Gas up the van and go
Four notable filming locations of the original Texas Chainsaw Massacre survive within 60 miles of the state capitol in Austin:
FOUR BEARS RESTAURANT (Google Maps)
Location: 1010 King Street in Kingsland, Texas.
Tip: Try chef Sebastian Weddle’s Wild Alaska King Salmon ($20) or half-pound Masterpiece Burger with spicy fries ($6.50). Open for lunch and dinner Wednesday through Sunday. Call 325-388-8778.
QUICK HILL (Google Maps)
Location: Northeast corner of CR 172 and SH 45 in Round Rock, Texas. From I-35 exit westbound on FM 1325/SH 45. Quick Hill is approximately one mile west of I-35.

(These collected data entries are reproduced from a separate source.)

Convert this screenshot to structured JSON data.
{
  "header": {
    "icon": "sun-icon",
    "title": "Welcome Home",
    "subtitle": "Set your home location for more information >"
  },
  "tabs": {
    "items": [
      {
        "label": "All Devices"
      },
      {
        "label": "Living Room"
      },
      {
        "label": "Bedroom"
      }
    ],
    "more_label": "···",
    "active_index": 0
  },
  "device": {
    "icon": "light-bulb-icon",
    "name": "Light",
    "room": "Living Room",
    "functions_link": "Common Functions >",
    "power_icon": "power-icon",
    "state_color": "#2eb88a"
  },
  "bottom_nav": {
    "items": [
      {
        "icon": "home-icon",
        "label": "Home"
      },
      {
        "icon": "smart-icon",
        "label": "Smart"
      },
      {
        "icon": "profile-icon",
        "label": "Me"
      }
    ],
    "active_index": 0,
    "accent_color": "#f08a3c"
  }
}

Tip: Old Country Road 172 begins near Hesters Crossing Road and ends before intersecting SH 45. The road, driveway and former site of the Leatherface House are all visible from SH 45 fence line.
BAGDAD CEMETERY (Google Maps)
Location: Northeast corner of FM 2243 and North Bagdad Road in Leander, Texas.
Tip: Monument grouping featured in the film is visible from east gate and can be photographed without straying from the interior driveway.
HILLS PRAIRIE GROCERY (Google Maps)
Location: 1073 SH 304 in Bastrop, Texas. From westbound SH 71 exit southbound SH 304. Station is five miles south on east side of 304.
Tip: Don’t wander into nearby farmhouses.